The report into the financial collapse of Croydon Council included the recommendation that councillors considered calling in the Metropolitan Police to investigate possible misconduct in public office, and a further suggestion that Jo Negrini, (pictured)the former CEO, may have broken the terms of her contract and could therefore be pursued to refund her £437,000 pay-off.
Katherine Kerswell, the current Croydon Council CEO, kept a copy of the report locked in her office in Fisher’s Folly since February 2021. Kerswell, a former civil servant has been chief executive of four separate council, yet has a tarnished reputation over the mass scandal in Croydon Council.
Four senior members of staff were suspended over the Penn report, and former leader Tony Newman, and former cabinet member for finance, Simon Hall resigned.
The report highlighted how hundreds of millions of pounds of public money were wasted in Croydon by Brick by Brick- the council-owned house-builders- over the fiasco of the botched Fairfield Halls refurbishment while Jo Negrini was the authority’s chief executive.
It also described a dysfunctional local authority where the former CEO was accused of ignoring elected representatives and keeping vital information from them.
Mr Hall was a subject of an investigation by The Eye Of Media.Com in 2021, after it emerged he had subjected a dejected mother whose son was a double victim of knife crime, to serious mental health problems after he constantly ignored her cries for help, despite several communications from her to be moved.
On Thursday morning , the appointments and disciplinary committee met at the council’s offices to decide whether the report should be published tomorrow, Friday. The council has always tried to sweep important information under the carpet in its vain attempts to evade accountability. While the majority of the meeting, and the final decision, were held in private the report was introduced publicly by council chief executive Katharine Kerswell.

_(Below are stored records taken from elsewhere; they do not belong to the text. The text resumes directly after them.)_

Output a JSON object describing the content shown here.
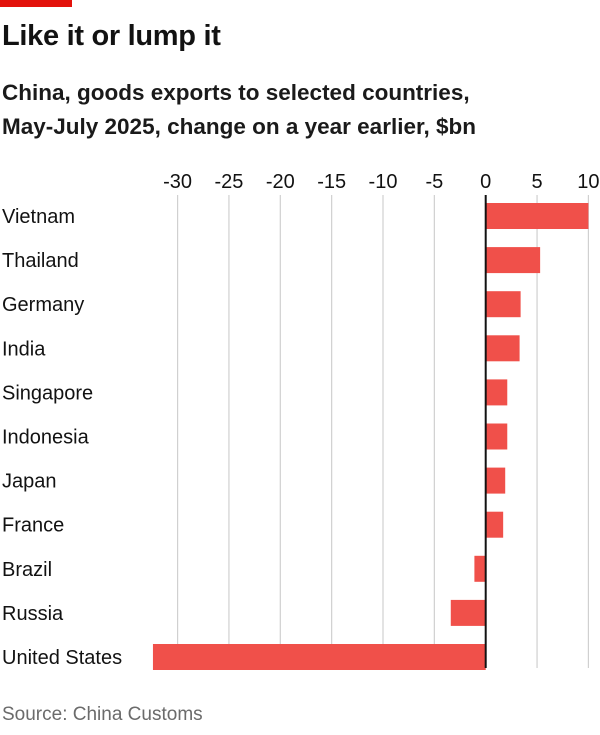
{
  "chart_data": {
    "type": "bar",
    "orientation": "horizontal",
    "title": "Like it or lump it",
    "subtitle": [
      "China, goods exports to selected countries,",
      "May-July 2025, change on a year earlier, $bn"
    ],
    "source": "Source: China Customs",
    "categories": [
      "Vietnam",
      "Thailand",
      "Germany",
      "India",
      "Singapore",
      "Indonesia",
      "Japan",
      "France",
      "Brazil",
      "Russia",
      "United States"
    ],
    "values": [
      10.0,
      5.3,
      3.4,
      3.3,
      2.1,
      2.1,
      1.9,
      1.7,
      -1.1,
      -3.4,
      -32.4
    ],
    "xticks": [
      -30,
      -25,
      -20,
      -15,
      -10,
      -5,
      0,
      5,
      10
    ],
    "xlim": [
      -32.4,
      10
    ],
    "xlabel": "",
    "ylabel": "",
    "grid": true,
    "colors": {
      "bar": "#f0504a",
      "tag": "#e3120b",
      "grid": "#d0d0d0"
    }
  }
}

Leader of the Labour opposition, Councillor Stuart King, revealed he had received a letter from one of the people “engaged in the process of the report” and shared this letter with the monitoring officer who decided it should be considered by the committee in the closed session.
Ms Kerswell explained to the committee that they would be deciding whether to release the report now that disciplinary action had been completed. She added this was an “important milestone” for the group of councillors.
Croydon Council has one of the worst reputations for incompetence and corruption, and has for a long time been in desperate need of a make over.